Triboelectric Nanogenerators as Active Tactile Stimulators for Multifunctional Sensing and Artificial Synapses

• Published in: Sensors (Basel, Switzerland) Vol. 22; no. 3; p. 975
• Main Authors: Zeng, Jianhua, Zhao, Junqing, Li, Chengxi, Qi, Youchao, Liu, Guoxu, Fu, Xianpeng, Zhou, Han, Zhang, Chi
• Format: Journal Article
• Language: English
• Published: Switzerland MDPI AG 27.01.2022; MDPI
• Subjects: active tactile stimulators; Artificial intelligence; artificial synapses; Book publishing; Composite materials; Electric generators; Electric Power Supplies; Electricity; Electrodes; Electrolytes; Graphene; Humans; Integrated circuits; Materials selection; multifunctional sensing; Nanogenerators; Nanowires; Optoelectronics; Review; Robots; Semiconductor chips; Semiconductor devices; Sensors; Stimulators; Synapses; Tactile sensors (robotics); Touch; Transistors; triboelectric nanogenerators; Wearable Electronic Devices; Zinc oxides; United States; active tactile stimulators; triboelectric nanogenerators; artificial synapses; multifunctional sensing
• ISSN: 1424-8220; 1424-8220
• DOI: 10.3390/s22030975

The wearable tactile sensors have attracted great attention in the fields of intelligent robots, healthcare monitors and human-machine interactions. To create active tactile sensors that can directly generate electrical signals in response to stimuli from the surrounding environment is of great significance. Triboelectric nanogenerators (TENGs) have the advantages of high sensitivity, fast response speed and low cost that can convert any type of mechanical motion in the surrounding environment into electrical signals, which provides an effective strategy to design the self-powered active tactile sensors.
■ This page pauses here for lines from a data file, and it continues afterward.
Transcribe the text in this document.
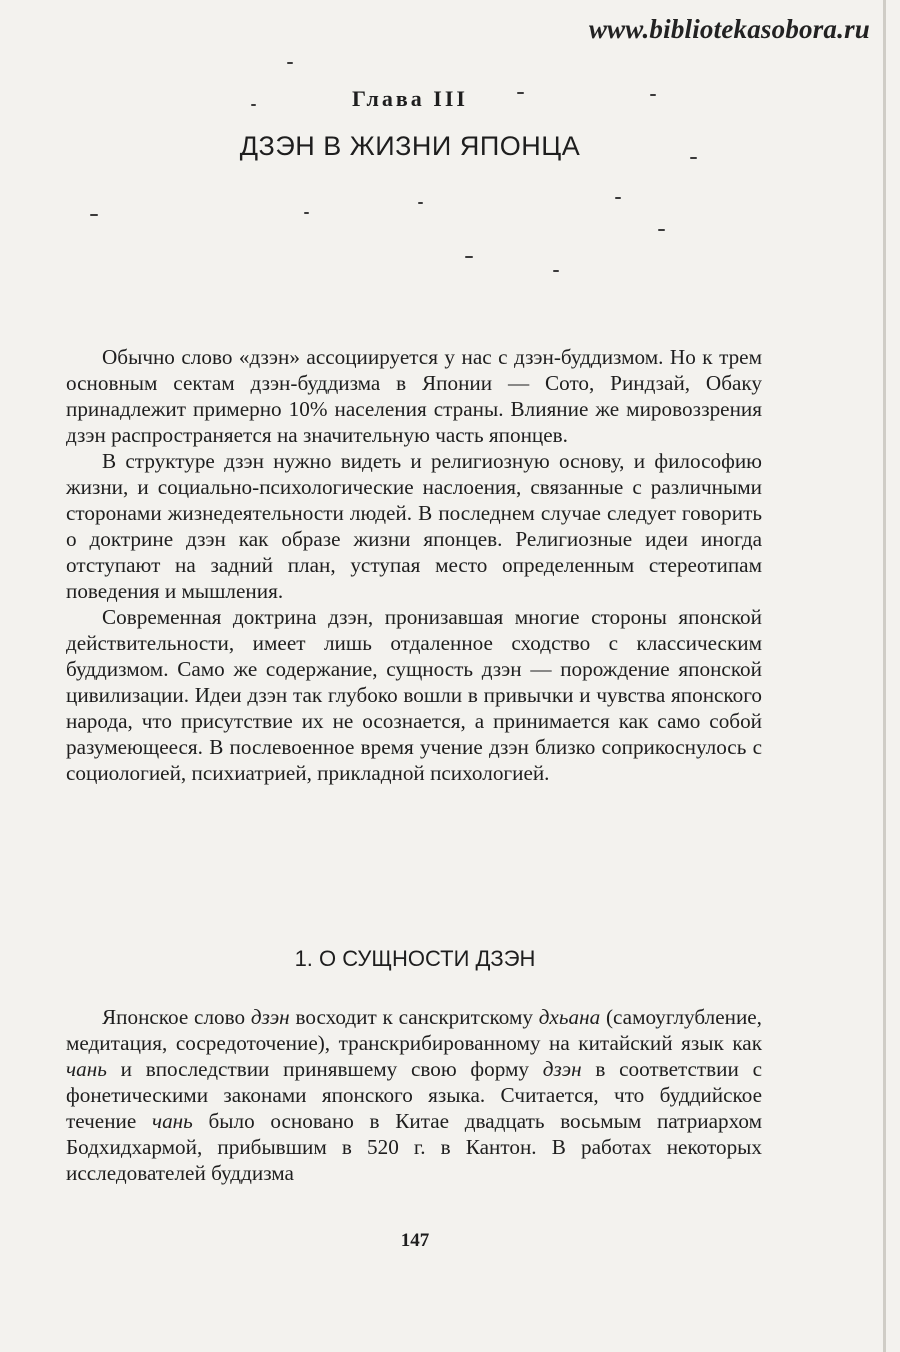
www.bibliotekasobora.ru
Глава III
ДЗЭН В ЖИЗНИ ЯПОНЦА

Обычно слово «дзэн» ассоциируется у нас с дзэн-буддизмом. Но к трем основным сектам дзэн-буддизма в Японии — Сото, Риндзай, Обаку принадлежит примерно 10% населения страны. Влияние же мировоззрения дзэн распространяется на значительную часть японцев.

В структуре дзэн нужно видеть и религиозную основу, и философию жизни, и социально-психологические наслоения, связанные с различными сторонами жизнедеятельности людей. В последнем случае следует говорить о доктрине дзэн как образе жизни японцев. Религиозные идеи иногда отступают на задний план, уступая место определенным стереотипам поведения и мышления.

Современная доктрина дзэн, пронизавшая многие стороны японской действительности, имеет лишь отдаленное сходство с классическим буддизмом. Само же содержание, сущность дзэн — порождение японской цивилизации. Идеи дзэн так глубоко вошли в привычки и чувства японского народа, что присутствие их не осознается, а принимается как само собой разумеющееся. В послевоенное время учение дзэн близко соприкоснулось с социологией, психиатрией, прикладной психологией.

1. О СУЩНОСТИ ДЗЭН

Японское слово дзэн восходит к санскритскому дхьана (самоуглубление, медитация, сосредоточение), транскрибированному на китайский язык как чань и впоследствии принявшему свою форму дзэн в соответствии с фонетическими законами японского языка. Считается, что буддийское течение чань было основано в Китае двадцать восьмым патриархом Бодхидхармой, прибывшим в 520 г. в Кантон. В работах некоторых исследователей буддизма

147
Here, an overview of the development in TENGs as tactile stimulators for multifunctional sensing and artificial synapses is systematically introduced. Firstly, the applications of TENGs as tactile stimulators in pressure, temperature, proximity sensing, and object recognition are introduced in detail. Then, the research progress of TENGs as tactile stimulators for artificial synapses is emphatically introduced, which is mainly reflected in the electrolyte-gate synaptic transistors, optoelectronic synaptic transistors, floating-gate synaptic transistors, reduced graphene oxides-based artificial synapse, and integrated circuit-based artificial synapse and nervous systems. Finally, the challenges of TENGs as tactile stimulators for multifunctional sensing and artificial synapses in practical applications are summarized, and the future development prospects are expected.